All patients had gastrointestinal obstructive symptoms at presentation and 11 (46%) had urological symptoms, including urinary retention in 2, urinary tract infection in 3, and a prenatal diagnosis of megacystis and hydroureteronephrosis in 6. Overall 22 patients (92%) had urological abnormalities, all had poor bladder emptying and recurrent urinary tract infections, and 13 had megacystis associated with bilateral hydroureteronephrosis in 9 and unilateral hydroureteronephrosis in 2. There were 9 deaths from extensive gastrointestinal involvement and sepsis. Of the surviving 15 patients 13 have urological abnormalities, including 8 who perform and tolerate clean intermittent catheterization via the urethra and are well. Of the 4 male infants who did not tolerate clean intermittent catheterization appendicovesicostomy was done in 1, a Casale tube was placed in 1 and vesicostomy was performed in 2. The remaining female patient has day and night wetting.

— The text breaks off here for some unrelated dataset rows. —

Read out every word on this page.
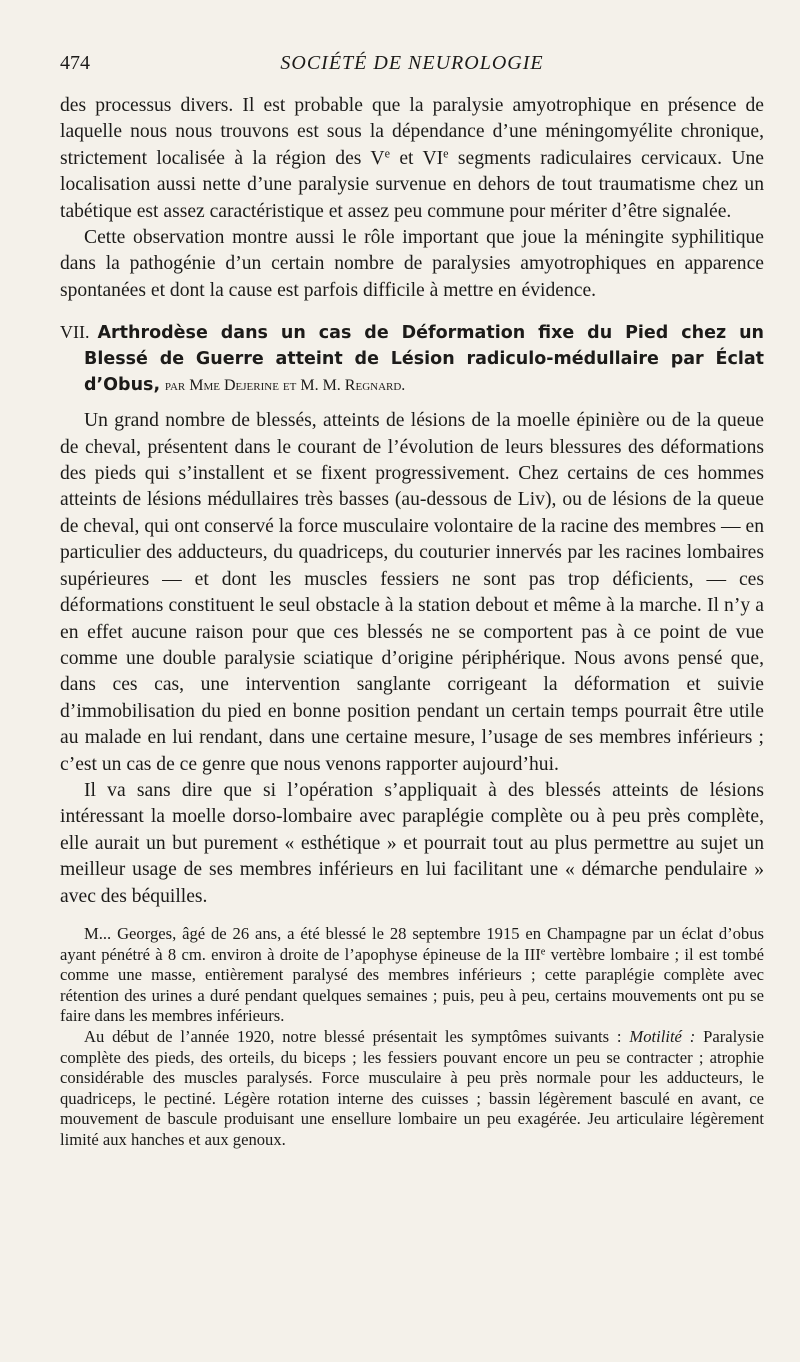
474	SOCIÉTÉ DE NEUROLOGIE

des processus divers. Il est probable que la paralysie amyotrophique en présence de laquelle nous nous trouvons est sous la dépendance d’une méningomyélite chronique, strictement localisée à la région des Ve et VIe segments radiculaires cervicaux. Une localisation aussi nette d’une paralysie survenue en dehors de tout traumatisme chez un tabétique est assez caractéristique et assez peu commune pour mériter d’être signalée.

Cette observation montre aussi le rôle important que joue la méningite syphilitique dans la pathogénie d’un certain nombre de paralysies amyotrophiques en apparence spontanées et dont la cause est parfois difficile à mettre en évidence.

VII. Arthrodèse dans un cas de Déformation fixe du Pied chez un Blessé de Guerre atteint de Lésion radiculo-médullaire par Éclat d’Obus, par Mme Dejerine et M. M. Regnard.

Un grand nombre de blessés, atteints de lésions de la moelle épinière ou de la queue de cheval, présentent dans le courant de l’évolution de leurs blessures des déformations des pieds qui s’installent et se fixent progressivement. Chez certains de ces hommes atteints de lésions médullaires très basses (au-dessous de Liv), ou de lésions de la queue de cheval, qui ont conservé la force musculaire volontaire de la racine des membres — en particulier des adducteurs, du quadriceps, du couturier innervés par les racines lombaires supérieures — et dont les muscles fessiers ne sont pas trop déficients, — ces déformations constituent le seul obstacle à la station debout et même à la marche. Il n’y a en effet aucune raison pour que ces blessés ne se comportent pas à ce point de vue comme une double paralysie sciatique d’origine périphérique. Nous avons pensé que, dans ces cas, une intervention sanglante corrigeant la déformation et suivie d’immobilisation du pied en bonne position pendant un certain temps pourrait être utile au malade en lui rendant, dans une certaine mesure, l’usage de ses membres inférieurs ; c’est un cas de ce genre que nous venons rapporter aujourd’hui.

Il va sans dire que si l’opération s’appliquait à des blessés atteints de lésions intéressant la moelle dorso-lombaire avec paraplégie complète ou à peu près complète, elle aurait un but purement « esthétique » et pourrait tout au plus permettre au sujet un meilleur usage de ses membres inférieurs en lui facilitant une « démarche pendulaire » avec des béquilles.

M... Georges, âgé de 26 ans, a été blessé le 28 septembre 1915 en Champagne par un éclat d’obus ayant pénétré à 8 cm. environ à droite de l’apophyse épineuse de la IIIe vertèbre lombaire ; il est tombé comme une masse, entièrement paralysé des membres inférieurs ; cette paraplégie complète avec rétention des urines a duré pendant quelques semaines ; puis, peu à peu, certains mouvements ont pu se faire dans les membres inférieurs.

Au début de l’année 1920, notre blessé présentait les symptômes suivants : Motilité : Paralysie complète des pieds, des orteils, du biceps ; les fessiers pouvant encore un peu se contracter ; atrophie considérable des muscles paralysés. Force musculaire à peu près normale pour les adducteurs, le quadriceps, le pectiné. Légère rotation interne des cuisses ; bassin légèrement basculé en avant, ce mouvement de bascule produisant une ensellure lombaire un peu exagérée. Jeu articulaire légèrement limité aux hanches et aux genoux.
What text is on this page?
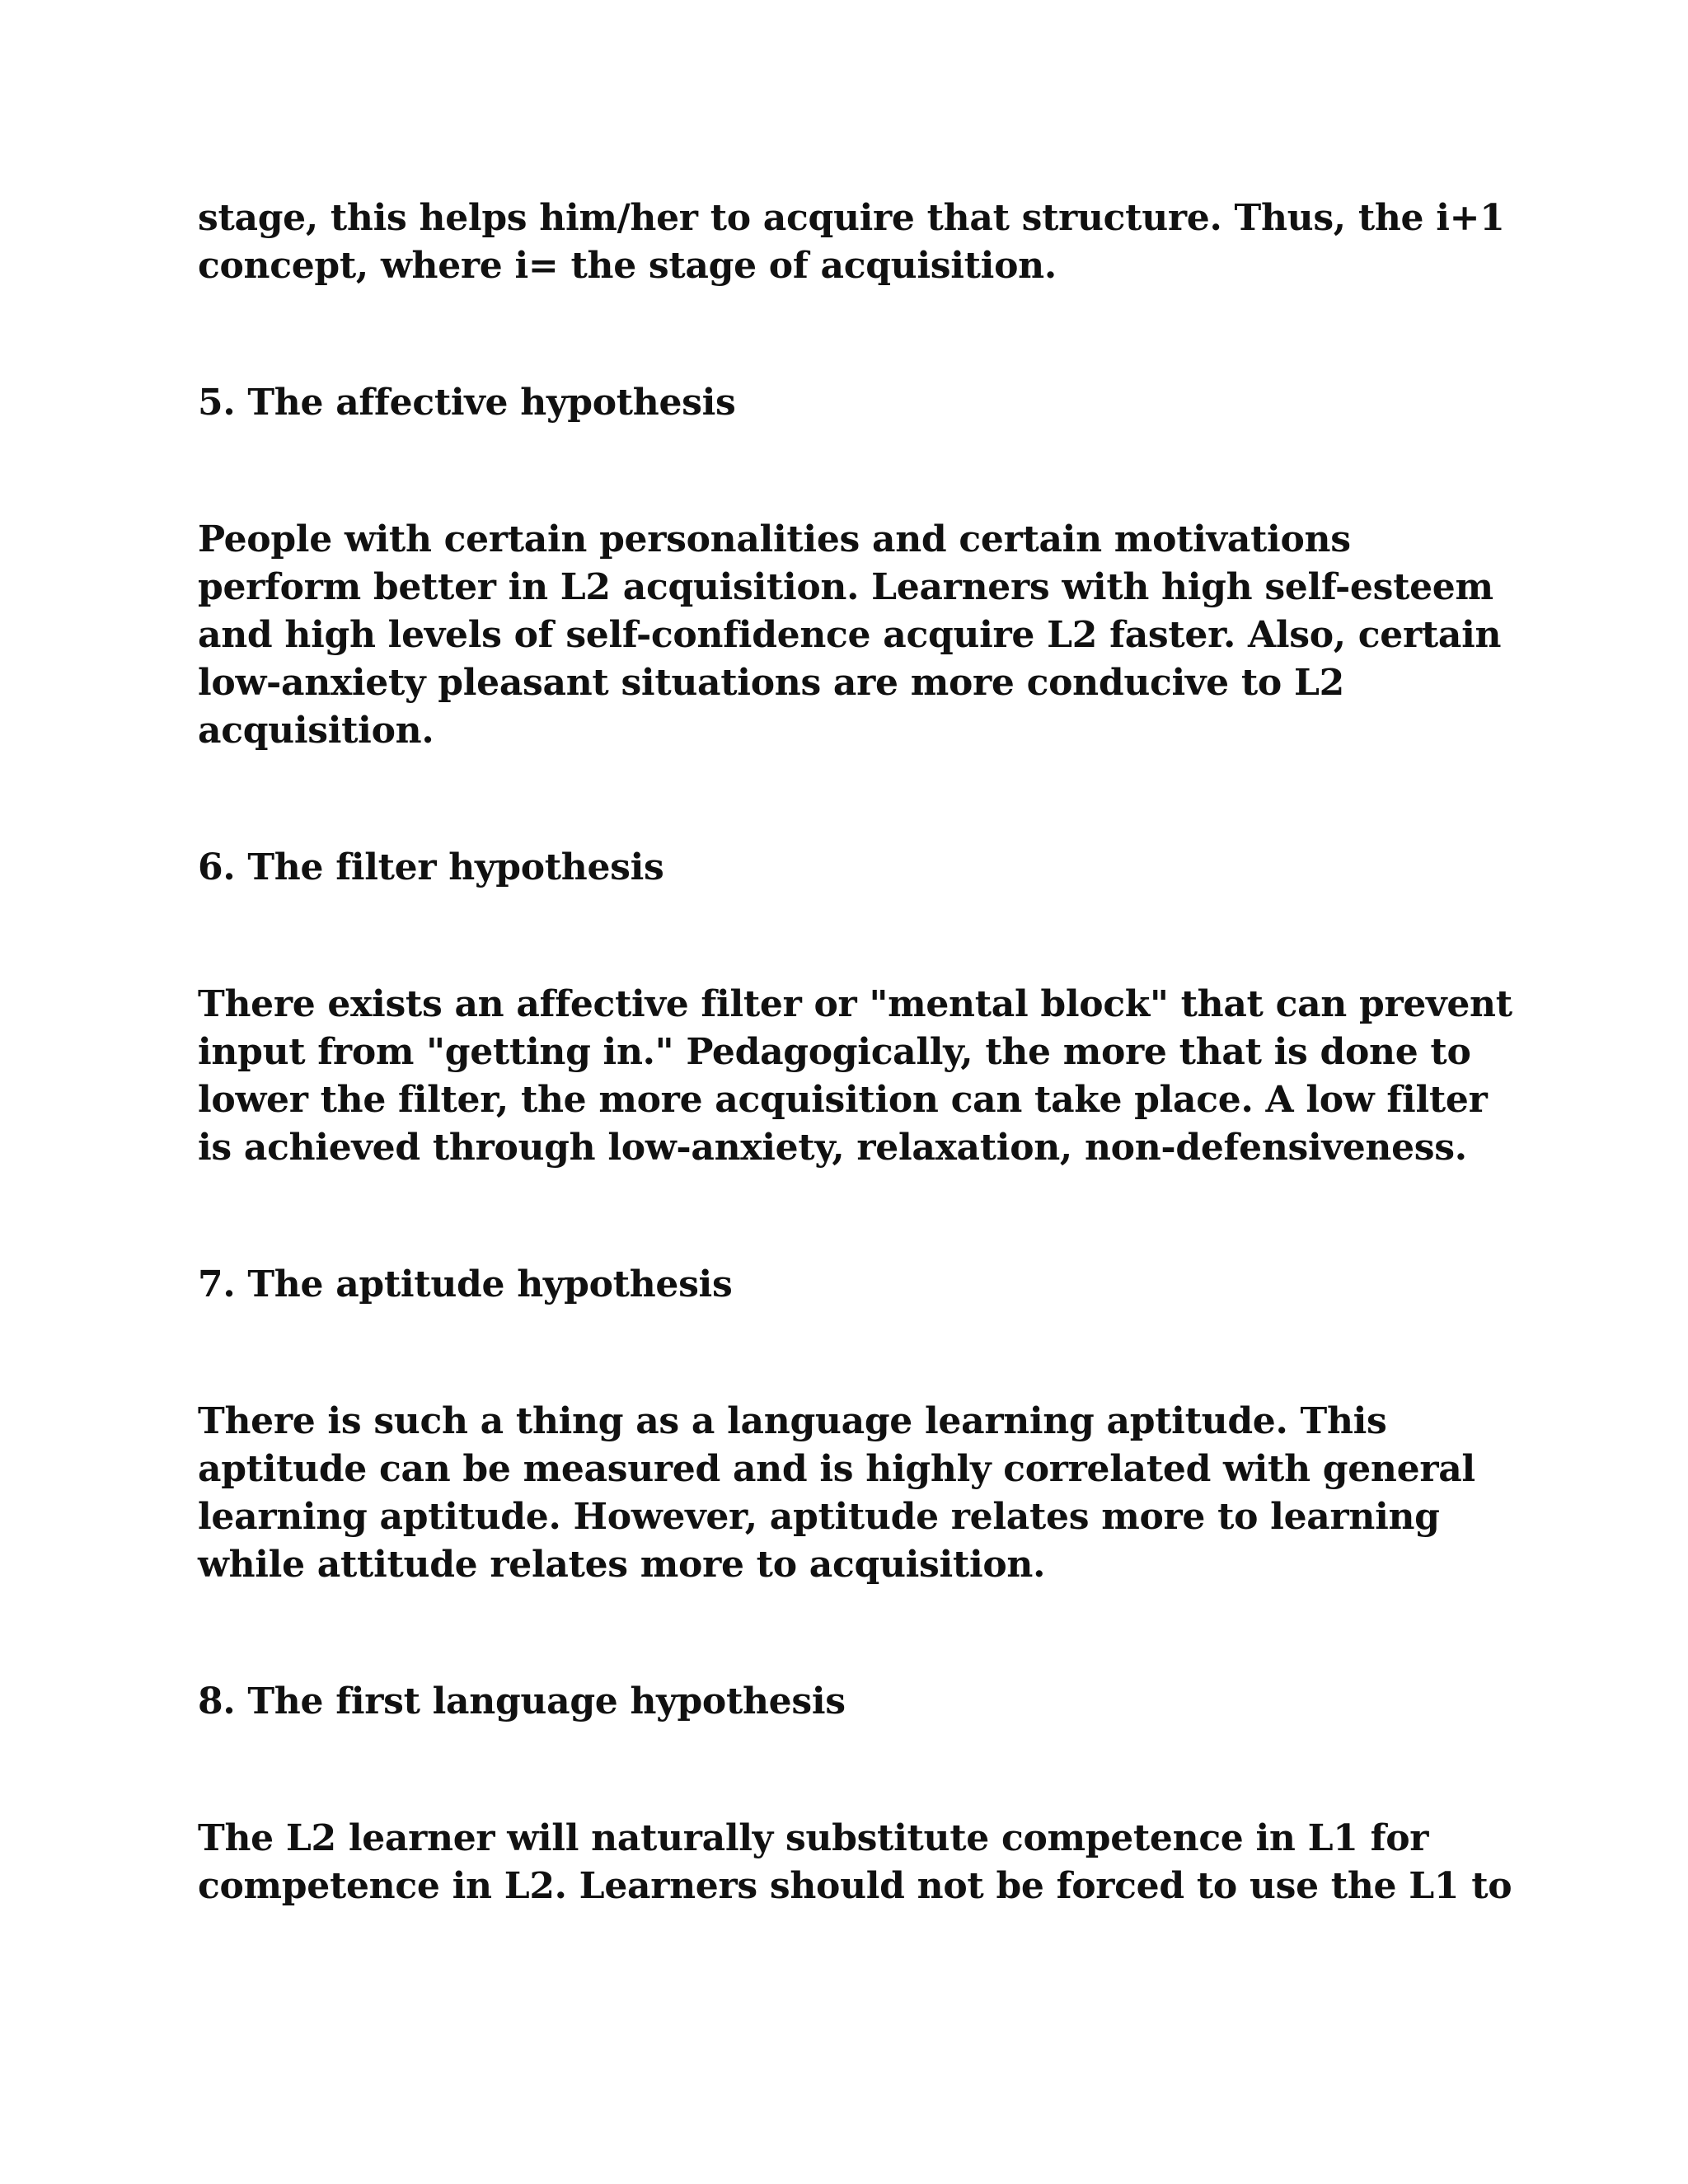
stage, this helps him/her to acquire that structure. Thus, the i+1

concept, where i= the stage of acquisition.

5. The affective hypothesis

People with certain personalities and certain motivations

perform better in L2 acquisition. Learners with high self-esteem

and high levels of self-confidence acquire L2 faster. Also, certain

low-anxiety pleasant situations are more conducive to L2

acquisition.

6. The filter hypothesis

There exists an affective filter or "mental block" that can prevent

input from "getting in." Pedagogically, the more that is done to

lower the filter, the more acquisition can take place. A low filter

is achieved through low-anxiety, relaxation, non-defensiveness.

7. The aptitude hypothesis

There is such a thing as a language learning aptitude. This

aptitude can be measured and is highly correlated with general

learning aptitude. However, aptitude relates more to learning

while attitude relates more to acquisition.

8. The first language hypothesis

The L2 learner will naturally substitute competence in L1 for

competence in L2. Learners should not be forced to use the L1 to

Urological abnormalities are common in hollow visceral myopathy and they can contribute to presenting symptoms. Clean intermittent catheterization via the urethra to aid in bladder emptying and decrease the frequency of urinary tract infections is the mainstay of treatment but surgery to construct an alternative catheterizable channel or vesicostomy may be required in intolerant patients.
中空脏器肌病是一种罕见的临床病症,其特征为在无机械性梗阻的情况下肠道功能受损。它可影响整个胃肠道或部分胃肠道的平滑肌,偶尔也会影响泌尿道。我们研究了中空脏器肌病在儿科人群中的泌尿系统表现及治疗方法。
我们回顾了14例年龄在1天至2岁(平均年龄4.6个月)的男性患者以及10例年龄在1天至5岁(平均年龄9.4个月)的女性患者的病历,这些患者均因中空脏器肌病前来我院就诊。所有患者在就诊时均进行了泌尿生殖道超声检查、排尿性膀胱尿道造影以及血清肌酐测定。
所有患者在就诊时均有胃肠道梗阻症状,11例(46%)有泌尿系统症状,包括2例尿潴留、3例尿路感染以及6例产前诊断为巨膀胱和输尿管肾积水。总体而言,22例患者(92%)有泌尿系统异常,均存在膀胱排空障碍和反复尿路感染,13例有巨膀胱,其中双侧输尿管肾积水者9例,单侧输尿管肾积水者2例。9例因广泛的胃肠道受累和败血症死亡。在存活的15例患者中,13例有泌尿系统异常;其中8例能经尿道进行并耐受清洁间歇性导尿,情况良好。在4例不能耐受清洁间歇性导尿的男婴中,1例行阑尾膀胱造口术,1例置入卡萨莱管,2例行膀胱造口术。其余女性患者存在日夜遗尿现象。
泌尿系统异常在中空脏器肌病中很常见,且可导致出现症状。经尿道进行清洁间歇性导尿以帮助膀胱排空并减少尿路感染的频率是主要治疗方法,但对于不耐受的患者可能需要手术构建替代的可导尿通道或进行膀胱造口术。